I get what they are trying to do. Loyal users will show up in clusters around one of these increments, but when the increments continue to adjust along the span of data, it’s impossible to compare one chunk to the next. What seems to be bumps are probably nothing, but there’s no way to be sure. There cannot be a generic benchmark for frequency that applies to all sites. Trying to genericize a graph using arbitrary increments is a disservice to the data and only misleads your users.

So, how would YOU do it, Phil?

Well… the first thing I would do is make it a line graph to generate a smooth curve with a consistent scale from 0 to X, where X is the most number of visits recorded. That’s easy to do and Google Analytics uses line graphs elsewhere, so we know they have the graphing capability. It would look kinda like this:

A Useful Visitor Frequency Chart

A Useful Visitor Frequency Chart

OK, Phil, why is THIS better?

It’s better for me, but maybe not for everyone. It depends on what you need to do with the graph.

I was once asked by a client to briefly explain how I find odd things in their analytic data before anyone else. There are many different reasons to be looking at analytics reports. I play a troubleshooting role on that team, so my answer was simple: “I follow the trend line and look for aberrations. If I find one, I dig into the data to find the root cause. Then I call you.” The chart above wouldn’t set off any alarms, but the chart below would cause me to dig:

Oooh, piece of candy!

Oooh, Piece of Candy!

That peak would make anyone wonder what’s going on, but with the bar charts that Google uses, that peak would end up buried inside one of the wonky ranges.

But that’s only how I would use it for a role I play on a specific team for a site that has unique needs. That’s the weakness of the Google Analytics interface that I was hoping they would fix. I want to be able to customize their charts like I can in Excel. Sadly, the data visualization tools they offer in the new interface aren’t enough. Even more sadly, when I export the data from the wonky chart, it retains the bizarro scale. So even if I wanted to use my own charting software, the data is garbage. To quote my film editing professor, “garbage in, garbage out.”

What Would Tufte Do? (WWTD)

When I encounter poorly communicated data, I ask myself, “What would Tufte Do?” Edward Tufte has authored several books on data visualization.  While his work has sparked much debate, I believe he would have a lot to say about the use of bar charts for something like Loyalty or Engagement.

You see, even though the charts presented by Google Analytics are missing the chartjunk Tufte has railed against, they rarely communicate data in an appropriate manner. A bar graph is absolutely the wrong tool to use to analyze this set of information. To select the appropriate mapping of this data, you first have to ask yourself, “What is the user going to do with this data?”

For something like engagement (which Visitor Frequency hints at), you may want to know:

  • What are the behaviors of an engaged user?
  • Are we losing, gaining, or keeping a consistent level of engaged users?

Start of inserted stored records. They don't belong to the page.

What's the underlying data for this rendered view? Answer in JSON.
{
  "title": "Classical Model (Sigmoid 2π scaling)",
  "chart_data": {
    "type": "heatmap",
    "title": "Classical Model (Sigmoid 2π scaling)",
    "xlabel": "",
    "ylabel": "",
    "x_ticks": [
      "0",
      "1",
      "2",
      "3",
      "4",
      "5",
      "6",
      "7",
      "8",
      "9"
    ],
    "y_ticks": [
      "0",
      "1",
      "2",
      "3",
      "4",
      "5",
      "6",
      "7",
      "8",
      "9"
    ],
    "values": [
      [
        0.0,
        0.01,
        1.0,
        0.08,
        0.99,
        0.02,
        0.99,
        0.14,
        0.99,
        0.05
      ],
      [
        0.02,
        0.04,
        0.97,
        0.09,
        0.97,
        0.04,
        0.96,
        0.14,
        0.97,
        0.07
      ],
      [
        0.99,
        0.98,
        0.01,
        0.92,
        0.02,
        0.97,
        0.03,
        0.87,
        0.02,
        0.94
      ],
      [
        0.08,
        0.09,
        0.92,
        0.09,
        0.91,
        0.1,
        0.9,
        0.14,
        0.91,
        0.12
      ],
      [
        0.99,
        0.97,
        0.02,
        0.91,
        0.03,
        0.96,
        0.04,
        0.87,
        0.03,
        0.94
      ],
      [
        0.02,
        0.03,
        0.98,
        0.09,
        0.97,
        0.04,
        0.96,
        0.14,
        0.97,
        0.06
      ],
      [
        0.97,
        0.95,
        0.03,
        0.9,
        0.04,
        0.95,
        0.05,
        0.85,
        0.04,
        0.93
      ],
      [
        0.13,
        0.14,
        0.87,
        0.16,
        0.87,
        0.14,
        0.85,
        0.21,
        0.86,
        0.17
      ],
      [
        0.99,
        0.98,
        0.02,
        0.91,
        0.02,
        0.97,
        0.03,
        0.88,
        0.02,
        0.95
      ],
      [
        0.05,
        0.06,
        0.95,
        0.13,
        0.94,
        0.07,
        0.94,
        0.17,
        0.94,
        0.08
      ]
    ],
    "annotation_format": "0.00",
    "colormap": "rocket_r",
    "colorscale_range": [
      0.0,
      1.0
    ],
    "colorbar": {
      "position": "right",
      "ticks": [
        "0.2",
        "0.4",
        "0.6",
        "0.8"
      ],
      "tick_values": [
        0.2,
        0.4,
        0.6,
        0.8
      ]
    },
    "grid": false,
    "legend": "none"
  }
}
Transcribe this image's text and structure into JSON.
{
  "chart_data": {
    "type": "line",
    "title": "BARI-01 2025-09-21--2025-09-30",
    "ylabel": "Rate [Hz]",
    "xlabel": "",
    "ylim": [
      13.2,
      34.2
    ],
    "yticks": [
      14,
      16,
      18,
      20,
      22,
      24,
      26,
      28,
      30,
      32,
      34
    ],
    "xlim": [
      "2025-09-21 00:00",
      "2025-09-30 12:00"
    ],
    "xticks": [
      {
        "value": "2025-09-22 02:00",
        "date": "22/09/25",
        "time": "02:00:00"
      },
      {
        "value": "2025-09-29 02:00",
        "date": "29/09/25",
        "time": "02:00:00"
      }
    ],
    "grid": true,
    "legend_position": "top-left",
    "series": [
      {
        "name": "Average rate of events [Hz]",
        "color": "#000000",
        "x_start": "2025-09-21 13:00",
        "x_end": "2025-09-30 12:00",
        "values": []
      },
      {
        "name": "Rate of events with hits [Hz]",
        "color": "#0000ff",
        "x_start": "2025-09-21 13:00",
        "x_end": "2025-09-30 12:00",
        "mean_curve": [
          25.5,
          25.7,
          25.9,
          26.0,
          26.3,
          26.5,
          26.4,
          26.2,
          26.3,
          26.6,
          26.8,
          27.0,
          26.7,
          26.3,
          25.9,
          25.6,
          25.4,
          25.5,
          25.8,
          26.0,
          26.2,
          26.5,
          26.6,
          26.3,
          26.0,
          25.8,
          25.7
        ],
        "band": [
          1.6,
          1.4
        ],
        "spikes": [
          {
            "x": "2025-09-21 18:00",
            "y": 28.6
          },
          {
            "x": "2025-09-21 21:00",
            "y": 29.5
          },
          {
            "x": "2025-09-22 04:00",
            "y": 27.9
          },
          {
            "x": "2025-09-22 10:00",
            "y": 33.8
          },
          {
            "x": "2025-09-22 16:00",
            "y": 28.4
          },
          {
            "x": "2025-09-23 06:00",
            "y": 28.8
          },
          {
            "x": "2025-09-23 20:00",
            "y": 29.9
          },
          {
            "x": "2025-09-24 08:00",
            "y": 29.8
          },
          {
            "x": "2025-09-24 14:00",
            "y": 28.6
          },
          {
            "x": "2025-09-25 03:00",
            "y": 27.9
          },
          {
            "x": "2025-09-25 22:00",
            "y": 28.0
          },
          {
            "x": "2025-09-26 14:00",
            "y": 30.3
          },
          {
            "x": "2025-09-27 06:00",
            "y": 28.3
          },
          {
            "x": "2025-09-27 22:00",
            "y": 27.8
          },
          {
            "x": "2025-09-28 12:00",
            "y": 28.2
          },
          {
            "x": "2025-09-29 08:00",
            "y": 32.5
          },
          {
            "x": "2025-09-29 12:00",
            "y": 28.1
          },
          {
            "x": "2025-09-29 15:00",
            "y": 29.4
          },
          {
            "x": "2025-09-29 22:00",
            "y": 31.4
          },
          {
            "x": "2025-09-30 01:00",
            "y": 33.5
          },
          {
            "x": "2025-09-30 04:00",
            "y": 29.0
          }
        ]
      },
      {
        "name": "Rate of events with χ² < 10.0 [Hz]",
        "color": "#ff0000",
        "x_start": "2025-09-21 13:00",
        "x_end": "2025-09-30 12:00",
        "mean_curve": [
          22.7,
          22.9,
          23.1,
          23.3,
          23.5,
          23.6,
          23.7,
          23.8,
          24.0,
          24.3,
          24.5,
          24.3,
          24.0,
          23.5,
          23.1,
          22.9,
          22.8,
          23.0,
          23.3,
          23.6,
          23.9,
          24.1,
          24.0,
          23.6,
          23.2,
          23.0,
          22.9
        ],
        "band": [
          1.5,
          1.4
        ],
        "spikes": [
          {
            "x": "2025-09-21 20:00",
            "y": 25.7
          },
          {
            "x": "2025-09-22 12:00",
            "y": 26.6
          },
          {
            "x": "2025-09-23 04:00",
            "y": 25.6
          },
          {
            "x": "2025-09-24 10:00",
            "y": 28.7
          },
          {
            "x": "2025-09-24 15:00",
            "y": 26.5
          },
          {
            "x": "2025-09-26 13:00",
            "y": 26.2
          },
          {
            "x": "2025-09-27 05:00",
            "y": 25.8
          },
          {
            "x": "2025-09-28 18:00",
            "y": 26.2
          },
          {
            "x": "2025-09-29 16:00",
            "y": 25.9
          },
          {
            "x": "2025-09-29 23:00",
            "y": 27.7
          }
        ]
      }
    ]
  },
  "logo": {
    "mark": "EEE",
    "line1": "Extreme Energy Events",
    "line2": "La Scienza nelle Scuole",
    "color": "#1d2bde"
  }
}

Both of these would require completely different visualizations of data, but neither is served by the out-of-the-box graphs presented by Google. My gripe about the out-of-the-box graphs in Google Analytics is that I often can’t figure out what they are trying to tell me, and they don’t let me customize the graphs to meet my needs.

We are entering a period where strong data visualization is getting a lot of attention. It’s more than making pretty pictures, it’s making images that provide value and answer questions. Google Analytics is a valuable tool for an unbeatable price, but when a new version is launched and the greatest value you’ve added is a UI facelift, you’re kind of missing the mark.